Since BP’s oil incontinence in the Mexican Gulf the company tries to avoid brand damage by controlling media and by censoring maps and pictures. Photographers are told what can be taken pictures of and, more important, what not. Real maps of the environmental impact of the situation are banned. As a part of Grassroots Mapping Community, mapping specialists Stewart Long and Oliver Yeh have set up the Gulf Oil Mapping Project in order to get a real picture of the oil damage.
Grassroots Mapping is a series of participatory mapping projects involving communities in cartographic dispute, started by Jeffrey Warren of the MIT Media Lab’s Center for Future Civic Media. Over the last few months they built a global community of mappers who are engaged in civic issues and can contribute with low-cost mapping tools like balloons, kites and remotely controlled airplanes. The results are great. The maps and arial pictures are stylish and all tell a story somehow. Some results uncover information that was kept secret for our eyes before while others shed a light on the world from a different perspective. The project is an open source community which has produced an instruction guide for others to easily start with grassroots mapping.

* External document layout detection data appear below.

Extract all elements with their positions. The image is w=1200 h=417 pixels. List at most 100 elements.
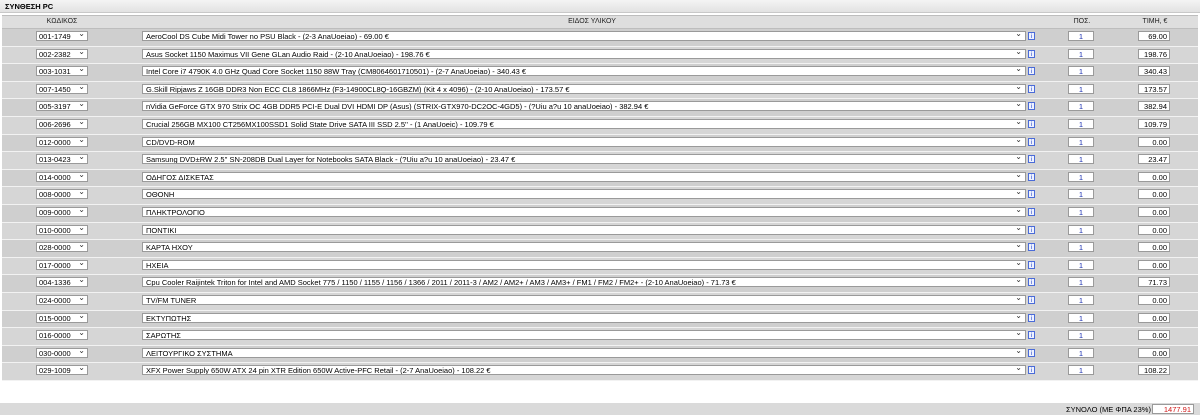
price-field: 0.00 [1138, 189, 1170, 200]
code-select[interactable]: 007-1450 [36, 82, 88, 94]
info-icon[interactable]: i [1028, 295, 1035, 304]
item-select[interactable]: ΟΘΟΝΗ [142, 189, 1026, 200]
info-icon[interactable]: i [1028, 172, 1035, 181]
info-icon[interactable]: i [1028, 137, 1035, 146]
price-field: 109.79 [1138, 118, 1170, 129]
code-select[interactable]: 013-0423 [36, 152, 88, 165]
price-field: 0.00 [1138, 259, 1170, 270]
code-select[interactable]: 008-0000 [36, 187, 88, 200]
quantity-input[interactable]: 1 [1068, 259, 1094, 270]
info-icon[interactable]: i [1028, 207, 1035, 216]
code-select[interactable]: 006-2696 [36, 117, 88, 129]
item-select[interactable]: Crucial 256GB MX100 CT256MX100SSD1 Solid… [142, 118, 1026, 129]
code-select[interactable]: 012-0000 [36, 135, 88, 147]
code-select[interactable]: 016-0000 [36, 328, 88, 341]
code-select[interactable]: 024-0000 [36, 293, 88, 305]
item-select[interactable]: ΠΟΝΤΙΚΙ [142, 224, 1026, 235]
info-icon[interactable]: i [1028, 84, 1035, 93]
table-row: 002-2382 Asus Socket 1150 Maximus VII Gen… [2, 46, 1198, 65]
item-select[interactable]: ΛΕΙΤΟΥΡΓΙΚΟ ΣΥΣΤΗΜΑ [142, 347, 1026, 358]
quantity-input[interactable]: 1 [1068, 277, 1094, 288]
price-field: 0.00 [1138, 312, 1170, 323]
info-icon[interactable]: i [1028, 260, 1035, 269]
info-icon[interactable]: i [1028, 102, 1035, 111]
code-select[interactable]: 017-0000 [36, 258, 88, 270]
info-icon[interactable]: i [1028, 366, 1035, 375]
info-icon[interactable]: i [1028, 155, 1035, 164]
item-select[interactable]: CD/DVD-ROM [142, 136, 1026, 147]
code-select[interactable]: 028-0000 [36, 240, 88, 253]
code-select[interactable]: 002-2382 [36, 47, 88, 59]
item-select[interactable]: ΣΑΡΩΤΗΣ [142, 330, 1026, 341]
item-select[interactable]: ΚΑΡΤΑ ΗΧΟΥ [142, 242, 1026, 253]
info-icon[interactable]: i [1028, 331, 1035, 340]
table-row: 024-0000 TV/FM TUNERi 1 0.00 [2, 292, 1198, 311]
code-select[interactable]: 015-0000 [36, 311, 88, 323]
quantity-input[interactable]: 1 [1068, 154, 1094, 165]
code-select[interactable]: 010-0000 [36, 223, 88, 235]
quantity-input[interactable]: 1 [1068, 330, 1094, 341]
info-icon[interactable]: i [1028, 278, 1035, 287]
quantity-input[interactable]: 1 [1068, 189, 1094, 200]
header-price: ΤΙΜΗ, € [1142, 18, 1168, 25]
table-row: 014-0000 ΟΔΗΓΟΣ ΔΙΣΚΕΤΑΣi 1 0.00 [2, 169, 1198, 188]
item-select[interactable]: Intel Core i7 4790K 4.0 GHz Quad Core So… [142, 66, 1026, 77]
item-select[interactable]: ΕΚΤΥΠΩΤΗΣ [142, 312, 1026, 323]
table-row: 015-0000 ΕΚΤΥΠΩΤΗΣi 1 0.00 [2, 310, 1198, 329]
code-select[interactable]: 030-0000 [36, 346, 88, 358]
info-icon[interactable]: i [1028, 32, 1035, 40]
quantity-input[interactable]: 1 [1068, 224, 1094, 235]
price-field: 173.57 [1138, 83, 1170, 94]
code-select[interactable]: 029-1009 [36, 363, 88, 376]
item-select[interactable]: Cpu Cooler Raijintek Triton for Intel an… [142, 277, 1026, 288]
item-select[interactable]: ΟΔΗΓΟΣ ΔΙΣΚΕΤΑΣ [142, 171, 1026, 182]
info-icon[interactable]: i [1028, 243, 1035, 252]
table-row: 009-0000 ΠΛΗΚΤΡΟΛΟΓΙΟi 1 0.00 [2, 204, 1198, 223]
item-select[interactable]: nVidia GeForce GTX 970 Strix OC 4GB DDR5… [142, 101, 1026, 112]
code-select[interactable]: 004-1336 [36, 275, 88, 288]
item-select[interactable]: TV/FM TUNER [142, 294, 1026, 305]
header-item: ΕΙΔΟΣ ΥΛΙΚΟΥ [568, 18, 616, 25]
code-select[interactable]: 005-3197 [36, 99, 88, 112]
quantity-input[interactable]: 1 [1068, 206, 1094, 217]
quantity-input[interactable]: 1 [1068, 242, 1094, 253]
info-icon[interactable]: i [1028, 119, 1035, 128]
item-select[interactable]: AeroCool DS Cube Midi Tower no PSU Black… [142, 31, 1026, 41]
table-header: ΚΩΔΙΚΟΣ ΕΙΔΟΣ ΥΛΙΚΟΥ ΠΟΣ. ΤΙΜΗ, € [2, 15, 1198, 29]
quantity-input[interactable]: 1 [1068, 171, 1094, 182]
code-select[interactable]: 009-0000 [36, 205, 88, 217]
info-icon[interactable]: i [1028, 190, 1035, 199]
price-field: 69.00 [1138, 31, 1170, 41]
quantity-input[interactable]: 1 [1068, 31, 1094, 41]
code-select[interactable]: 001-1749 [36, 29, 88, 41]
quantity-input[interactable]: 1 [1068, 66, 1094, 77]
item-select[interactable]: ΗΧΕΙΑ [142, 259, 1026, 270]
info-icon[interactable]: i [1028, 67, 1035, 76]
item-select[interactable]: Asus Socket 1150 Maximus VII Gene GLan A… [142, 48, 1026, 59]
info-icon[interactable]: i [1028, 225, 1035, 234]
table-row: 006-2696 Crucial 256GB MX100 CT256MX100SS… [2, 116, 1198, 135]
quantity-input[interactable]: 1 [1068, 48, 1094, 59]
quantity-input[interactable]: 1 [1068, 347, 1094, 358]
quantity-input[interactable]: 1 [1068, 83, 1094, 94]
price-field: 0.00 [1138, 206, 1170, 217]
info-icon[interactable]: i [1028, 49, 1035, 58]
quantity-input[interactable]: 1 [1068, 118, 1094, 129]
table-row: 028-0000 ΚΑΡΤΑ ΗΧΟΥi 1 0.00 [2, 240, 1198, 258]
total-label: ΣΥΝΟΛΟ (ΜΕ ΦΠΑ 23%) [1066, 405, 1151, 414]
item-select[interactable]: Samsung DVD±RW 2.5'' SN-208DB Dual Layer… [142, 154, 1026, 165]
code-select[interactable]: 003-1031 [36, 64, 88, 77]
quantity-input[interactable]: 1 [1068, 365, 1094, 376]
info-icon[interactable]: i [1028, 313, 1035, 322]
code-select[interactable]: 014-0000 [36, 170, 88, 182]
quantity-input[interactable]: 1 [1068, 294, 1094, 305]
item-select[interactable]: XFX Power Supply 650W ATX 24 pin XTR Edi… [142, 365, 1026, 376]
quantity-input[interactable]: 1 [1068, 312, 1094, 323]
price-field: 0.00 [1138, 136, 1170, 147]
info-icon[interactable]: i [1028, 348, 1035, 357]
quantity-input[interactable]: 1 [1068, 136, 1094, 147]
price-field: 71.73 [1138, 277, 1170, 288]
item-select[interactable]: G.Skill Ripjaws Z 16GB DDR3 Non ECC CL8 … [142, 83, 1026, 94]
item-select[interactable]: ΠΛΗΚΤΡΟΛΟΓΙΟ [142, 206, 1026, 217]
quantity-input[interactable]: 1 [1068, 101, 1094, 112]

“Seeking to invert the traditional power structure of cartography, the grassroots mappers used helium balloons and kites to loft their own ‘community satellites’ made with inexpensive digital cameras. The resulting images, which are owned by the residents, are geo-referenced and stitched into maps which are 100x higher resolution that those offered by Google, at extremely low cost. In some cases these maps may be used to support residents’ claims to land title. By creating open-source tools to include everyday people in exploring and defining their own geography, we hopes to enable a diverse set of alternative agendas and practices, and to emphasize the fundamentally narrative and subjective aspects of mapping over its use as a medium of control.”